Mudahnya impeachment presiden di bawah UUD 1945 sebelum amandemen mengakibatkan timbulnya pendapat bahwa sistem presidensial tersebut tidak murni karena telah bercampur dengan sistem parlementer. Dalam sistem parlementer, perdana menteri yang merupakan kepala pemerintahan dapat diberhentikan setiap saat (yang juga berarti bubarnya kabinet) bila tidak lagi mendapat dukungan DPR. Hilangnya dukungan DPR berarti DPR memberikan “mosi tidak percaya” kepada perdana menteri dan kabinetnya yang menyebabkan bubarnya pemerintah. Oleh karena itu sistem parlementer cenderung menghasilkan ketidakstabilan politik karena kabinet dapat jatuh setiap waktu yang menyebabkan sulitnya pemerintah melaksanakan program-program pembangunan. Sistem presidensial yang digunakan di bawah UUD 1945 setelah amandemen telah semakin mendekati sistem presidensial murni karena presiden dipilih langsung oleh rakyat dan presiden tetap dapat diberhentikan bila terjadi pelanggaran hukum sebagai mekanisme kontrol terhadap presiden.
Doktrin yang dianut oleh UUD 1945 setelah mengalami perubahan adalah supremasi konstitusi di mana konstitusi menjadi suatu institusi tertinggi di Indonesia. Hal ini berarti bahwa tidak seperti dalam UUD 1945 yang lama, MPR dalam hal ini tidak lagi memiliki kekuasaan yang eksklusif sebagai satu-satunya instansi pelaku atau pelaksana kedaulatan rakyat.[13]
Dalam Pasal 8 UUD 1945 dikatakan bahwa :
Jika Presiden mangkat, berhenti atau tidak dapat menjalankan kewajibannya dalam masa jabatannya, ia digantikan oleh Wakil Presiden.[14]
Berdasarkan isi pasal tersebut dapat dinalisa terdapat 3 (tiga) hal yang menjadi pertimbangan terjadinya penggantian Presiden yakni:
1.      Mangkat atau meninggal,
2.      Berhenti
3.      dan tidak dapat menjalankan kewajibannya.
Akan tetapi, yang menjadi persoalan selanjutnya, ketentuan-ketentuan mengenai impeachment yang terdapat di dalam konstitusi tidak mengatur lebih jauh persoalan-persoalan teknis, sehingga pada saat ini masih diupayakan formulasi yang tepat terhadapnya.

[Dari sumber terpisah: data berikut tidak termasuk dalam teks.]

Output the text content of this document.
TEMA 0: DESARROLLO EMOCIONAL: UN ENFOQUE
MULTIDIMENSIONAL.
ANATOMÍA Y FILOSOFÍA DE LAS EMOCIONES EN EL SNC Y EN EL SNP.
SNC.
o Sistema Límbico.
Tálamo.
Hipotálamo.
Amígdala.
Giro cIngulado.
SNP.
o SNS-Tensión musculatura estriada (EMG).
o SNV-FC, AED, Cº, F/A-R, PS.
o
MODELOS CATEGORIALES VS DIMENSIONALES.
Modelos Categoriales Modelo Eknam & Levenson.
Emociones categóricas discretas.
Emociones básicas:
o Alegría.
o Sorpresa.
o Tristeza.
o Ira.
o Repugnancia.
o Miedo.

Dengan adanya prinsip checks and balances maka kekuasaan negara dapat diatur, dibatasi bahkan dikontrol dengan sebaik-baiknya sehingga penyalahgunaan kekuasaan oleh aparat penyelenggara negara atau pribadi-pribadi yang sedang menduduki jabatan dalam lembaga-lembaga negara yang bersangkutan dapat dicegah dan ditanggulangi dengan sebaik-baiknya. Setelah lembaga Majelis Permusyawaratan Rakyat mengalami reformasi struktural dengan diterapkannya sistem pemisahan kekuasaan dan prinsip hubungan checks and balances antara lembaga-lembaga negara, dapat dikatakan struktur ketatanegaraan kita berpuncak kepada tiga cabang kekuasaan, yang saling mengontrol dan saling mengimbangi secara sederajat satu sama lain, yaitu:
1.      Presiden dan Wakil Presiden sebagai satu institusi kepemimpinan eksekutif negara.

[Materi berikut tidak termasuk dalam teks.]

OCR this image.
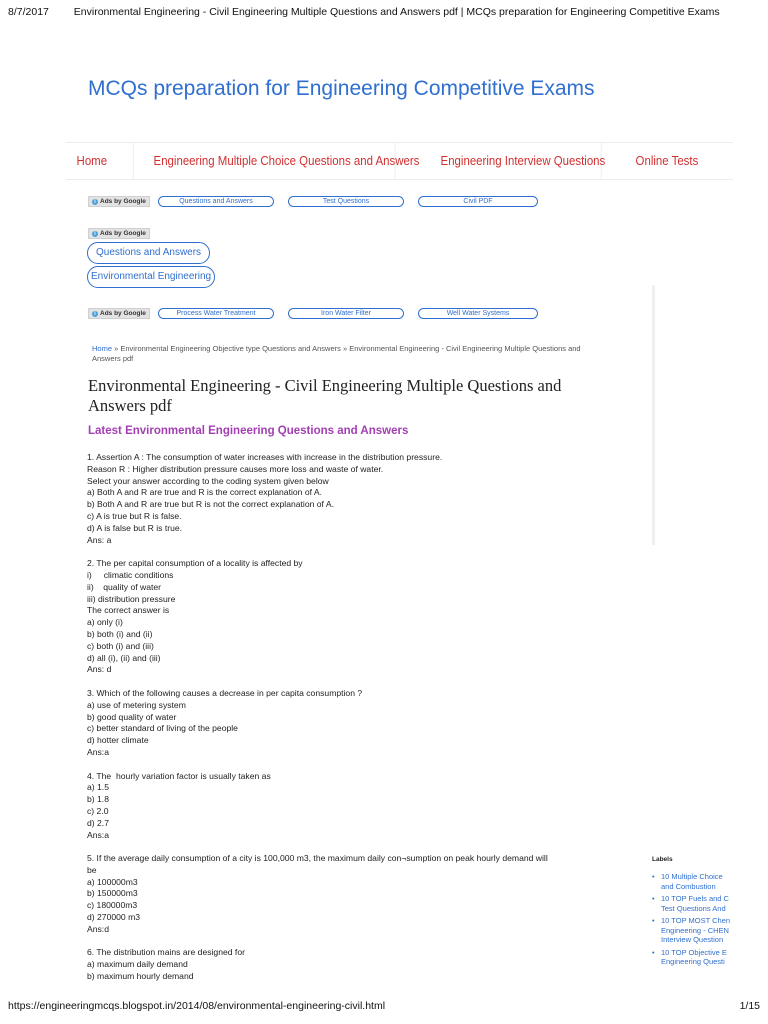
8/7/2017 Environmental Engineering - Civil Engineering Multiple Questions and Answers pdf | MCQs preparation for Engineering Competitive Exams
MCQs preparation for Engineering Competitive Exams
Home	Engineering Multiple Choice Questions and Answers	Engineering Interview Questions	Online Tests
i Ads by Google	Questions and Answers	Test Questions	Civil PDF
i Ads by Google
Questions and Answers
Environmental Engineering
i Ads by Google	Process Water Treatment	Iron Water Filter	Well Water Systems
Home » Environmental Engineering Objective type Questions and Answers » Environmental Engineering - Civil Engineering Multiple Questions and Answers pdf
Environmental Engineering - Civil Engineering Multiple Questions and Answers pdf
Latest Environmental Engineering Questions and Answers
1. Assertion A : The consumption of water increases with increase in the distribution pressure.
Reason R : Higher distribution pressure causes more loss and waste of water.
Select your answer according to the coding system given below
a) Both A and R are true and R is the correct explanation of A.
b) Both A and R are true but R is not the correct explanation of A.
c) A is true but R is false.
d) A is false but R is true.
Ans: a
2. The per capital consumption of a locality is affected by
i)     climatic conditions
ii)    quality of water
iii) distribution pressure
The correct answer is
a) only (i)
b) both (i) and (ii)
c) both (i) and (iii)
d) all (i), (ii) and (iii)
Ans: d
3. Which of the following causes a decrease in per capita consumption ?
a) use of metering system
b) good quality of water
c) better standard of living of the people
d) hotter climate
Ans:a
4. The  hourly variation factor is usually taken as
a) 1.5
b) 1.8
c) 2.0
d) 2.7
Ans:a
5. If the average daily consumption of a city is 100,000 m3, the maximum daily con¬sumption on peak hourly demand will
be
a) 100000m3
b) 150000m3
c) 180000m3
d) 270000 m3
Ans:d
6. The distribution mains are designed for
a) maximum daily demand
b) maximum hourly demand
Labels
• 10 Multiple Choice
and Combustion
• 10 TOP Fuels and C
Test Questions And
• 10 TOP MOST Chen
Engineering - CHEN
Interview Question
• 10 TOP Objective E
Engineering Questi
https://engineeringmcqs.blogspot.in/2014/08/environmental-engineering-civil.html	1/15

2.      MPR yang terdiri atas DPR dan DPD sebagai kekuasaan legislatif negara.
3.      Kekuasaan kehakiman yang terdiri atas Mahkamah Agung dan Mahkamah Konstitusi.
Ketiganya tunduk di bawah pengaturan konstitusi yaitu Undang-Undang Dasar 1945 dengan segala perubahannya. Dengan demikian, lembaga MPR merupakan puncak dari sistem kedaulatan rakyat, sedangkan MA dan MK dapat dilihat sebagai puncak pencerminan sistem kedaulatan hukum.
Penulis memilih judul Peran DPR dan DPD sebagai anggota MPR dan peran Mahkamah Konstitusi dalam proses impeachment ini untuk mempelajari sejauh mana peran lembaga negara tersebut berpengaruh terhadap proses impeachment.

B.       RUMUSAN MASALAH
1.         Bagaimana peran DPR dan DPD sebagai anggota dari MPR dalam proses impeachment?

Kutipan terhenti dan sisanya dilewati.